A weird story from the Dutch Bible belt today. A study of the archeology of the Dutch municipality Staphorst has caused discussion in the town’s council. One of the conclusions in the report was that the area of Staphorst was likely already inhabited more than 6,000 years ago, and that is a bit of a problem. Council member Klaas Hanke of the Christian Union: “Estimates of the age of the Earth vary in Christian circles between six and twelve thousand years.” Mr. Hanke is seemingly in favour of the most recent of these dates.
For ‘Christian circles’, please read ‘certain Protestant circles’.
The company who did the soil studies is willing to include a paragraph in the final report that acknowledges the existence of different opinions, but they will not go so far as to say that the age of the Earth may be only 6,000 years. Different opinions are one thing, changing facts is something else altogether.
Science secretary Ronald Plasterk asserted that the Earth’s age of some 5 billion years is sadly non-negotiable.
Facts and faith sometimes do bump into each other, but in my experience rarely as blatantly as this. It’s almost like saying that the sky is green because you read that somewhere, despite all evidence to the contrary. But I suppose that this is the risk you run if you own one book, the Bible, and treat it like a science book.
Or if you let politicians dabble in science, for that matter.
Populist newspaper De Telegraaf published an extensive interview with Archbishop Wim Eijk today. Sadly, it’s not available online, but excerpts have been quoted on various websites and blogs. Obviously, the standard questions were asked: Ariënskonvikt, financial situation of the archdiocese, the criticism against his person and actions…
Some interesting tidbits from the interview:
On losing church buildings and their future functions:
“In the next decade we will close 1000 churches: 600 of the PKN (Protestant Church in the Netherlands) and 400 on the Catholic side. The coming ten years will be years of truth.”
“The bishops prefer these churches to be demolished. But in some cases that is not possible since they are monuments.”
“As Bishops’ Conference, we decided in the 1990s that churches can’t be used as mosques. It is a fact that, from the point of view of some Muslims, the use of a church as a mosque can be seen in the light of the mission people have, to convert everyone to Islam.”
“The church can get another function, but it must be a worthy function. […] I can think of roles in health care or culture.”
“If a Catholic church gets a new function as a church, we prefer it to be used by a Christian community.”
About his decisions and his personal role:
“I think that we should continue on this way, quietly and decisive. Jesus said that the servant is not above the master. That means that you won’t be more comfortable than Jesus. You must dare to invest something in the preaching of the Gospel.”
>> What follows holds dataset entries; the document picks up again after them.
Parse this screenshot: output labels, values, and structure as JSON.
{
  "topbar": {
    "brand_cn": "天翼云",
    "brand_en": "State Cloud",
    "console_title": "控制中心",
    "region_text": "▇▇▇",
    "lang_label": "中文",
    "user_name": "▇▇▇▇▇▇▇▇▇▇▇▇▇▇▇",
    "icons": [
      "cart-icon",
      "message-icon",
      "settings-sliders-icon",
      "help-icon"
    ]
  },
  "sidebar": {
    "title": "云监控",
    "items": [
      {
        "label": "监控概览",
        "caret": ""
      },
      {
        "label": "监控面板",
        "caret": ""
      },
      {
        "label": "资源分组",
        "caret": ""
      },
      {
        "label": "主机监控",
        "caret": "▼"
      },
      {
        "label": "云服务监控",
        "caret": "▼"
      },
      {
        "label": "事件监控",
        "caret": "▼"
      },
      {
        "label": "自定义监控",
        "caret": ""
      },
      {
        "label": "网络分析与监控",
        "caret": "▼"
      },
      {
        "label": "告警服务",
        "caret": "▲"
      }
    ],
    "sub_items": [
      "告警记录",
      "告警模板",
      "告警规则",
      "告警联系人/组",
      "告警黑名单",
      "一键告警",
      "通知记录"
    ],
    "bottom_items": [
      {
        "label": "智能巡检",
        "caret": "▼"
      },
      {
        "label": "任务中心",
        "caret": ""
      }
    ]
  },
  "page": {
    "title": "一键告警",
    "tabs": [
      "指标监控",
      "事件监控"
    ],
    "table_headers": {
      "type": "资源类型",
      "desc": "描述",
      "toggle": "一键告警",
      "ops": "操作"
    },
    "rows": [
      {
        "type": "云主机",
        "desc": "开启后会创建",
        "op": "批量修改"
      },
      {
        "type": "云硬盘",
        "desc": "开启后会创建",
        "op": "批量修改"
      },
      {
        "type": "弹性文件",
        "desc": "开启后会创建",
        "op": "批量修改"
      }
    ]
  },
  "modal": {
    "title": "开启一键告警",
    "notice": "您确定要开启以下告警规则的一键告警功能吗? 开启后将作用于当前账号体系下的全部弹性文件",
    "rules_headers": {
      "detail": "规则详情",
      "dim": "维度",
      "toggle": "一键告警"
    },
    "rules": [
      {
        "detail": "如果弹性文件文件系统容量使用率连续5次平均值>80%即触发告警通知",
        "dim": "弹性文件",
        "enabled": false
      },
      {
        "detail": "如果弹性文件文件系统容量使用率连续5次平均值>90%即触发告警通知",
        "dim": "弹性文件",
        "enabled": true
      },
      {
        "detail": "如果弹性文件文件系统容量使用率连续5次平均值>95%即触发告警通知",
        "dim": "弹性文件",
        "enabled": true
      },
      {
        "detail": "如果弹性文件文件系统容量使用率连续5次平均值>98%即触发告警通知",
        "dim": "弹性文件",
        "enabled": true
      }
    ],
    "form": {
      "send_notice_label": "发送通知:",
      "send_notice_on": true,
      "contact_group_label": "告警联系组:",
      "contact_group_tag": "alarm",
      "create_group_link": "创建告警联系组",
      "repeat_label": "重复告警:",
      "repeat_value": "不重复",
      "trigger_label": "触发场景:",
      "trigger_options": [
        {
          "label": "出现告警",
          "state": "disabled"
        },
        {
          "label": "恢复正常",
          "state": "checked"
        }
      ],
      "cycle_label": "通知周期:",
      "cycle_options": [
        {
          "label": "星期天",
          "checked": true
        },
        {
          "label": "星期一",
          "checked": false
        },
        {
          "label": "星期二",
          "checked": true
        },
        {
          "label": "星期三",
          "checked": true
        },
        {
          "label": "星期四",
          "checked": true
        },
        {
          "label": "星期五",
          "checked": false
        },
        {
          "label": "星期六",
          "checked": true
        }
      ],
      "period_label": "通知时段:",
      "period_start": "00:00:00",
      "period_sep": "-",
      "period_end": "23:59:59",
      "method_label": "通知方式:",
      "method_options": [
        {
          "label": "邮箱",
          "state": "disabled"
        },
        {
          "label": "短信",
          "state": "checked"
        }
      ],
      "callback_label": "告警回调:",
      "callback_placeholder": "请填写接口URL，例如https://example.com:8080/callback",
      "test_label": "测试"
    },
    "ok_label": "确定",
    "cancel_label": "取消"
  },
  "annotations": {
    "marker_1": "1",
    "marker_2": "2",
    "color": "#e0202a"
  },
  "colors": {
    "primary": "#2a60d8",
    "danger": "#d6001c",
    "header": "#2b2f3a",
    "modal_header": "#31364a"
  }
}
“I am simply orthodox and I represent and preach the faith that the Church has preached for the past two thousand years, and I want to remain faithful to that. […] In the 1960s and 70s there was a diminished sense of religiosity in society [To put it mildly]. We now see a reconsideration. In general, young people are more open to tradition. If they still go to church, they generally want to celebrate the liturgy according to Roman custom. They look for authentic Christian faith. I see myself as a representative of that younger generation. I may have become a bit more visible because of certain policy decisions I had to make as archbishop. But I don’t consider myself a victim. Not at all.”
About the future:
“I am bishop for all Catholics. I go everywhere and try to be open for contacts with everyone. I am pointing out a more general trend. At the moment, some 16 percent of the Dutch population is still Catholic, but that will drop to 10% in 2020 [All the more need for us to become more visible, I would say]. The Catholics who practice their faith now are looking for the authentic faith.”
“Our goal is to bring people into contact with God via Jesus. The preaching of the Gospel is not dependant on enormous financial means. Jesus and the apostles also started out with nothing. In the end it comes down to God’s mercy and power. He gives the fruits. We are asked to sow, but the Lord must reap. So sometimes you simply have to go on sowing and see where it will flower.”
“The Church looks for dialogue. Dialogue is only worthwhile if it comes from the heart. […] If you don’t agree with something you can voice that disagreement, but you should do it on a basis of reasonable arguments and knowledge of your own opinions and those of others. Well, there is a lot lacking on both sides, I think.”
About the trend to push anything religious out of the public sphere:
“That is also a form of dictatorship, which leads me to think that that is not the way to go.”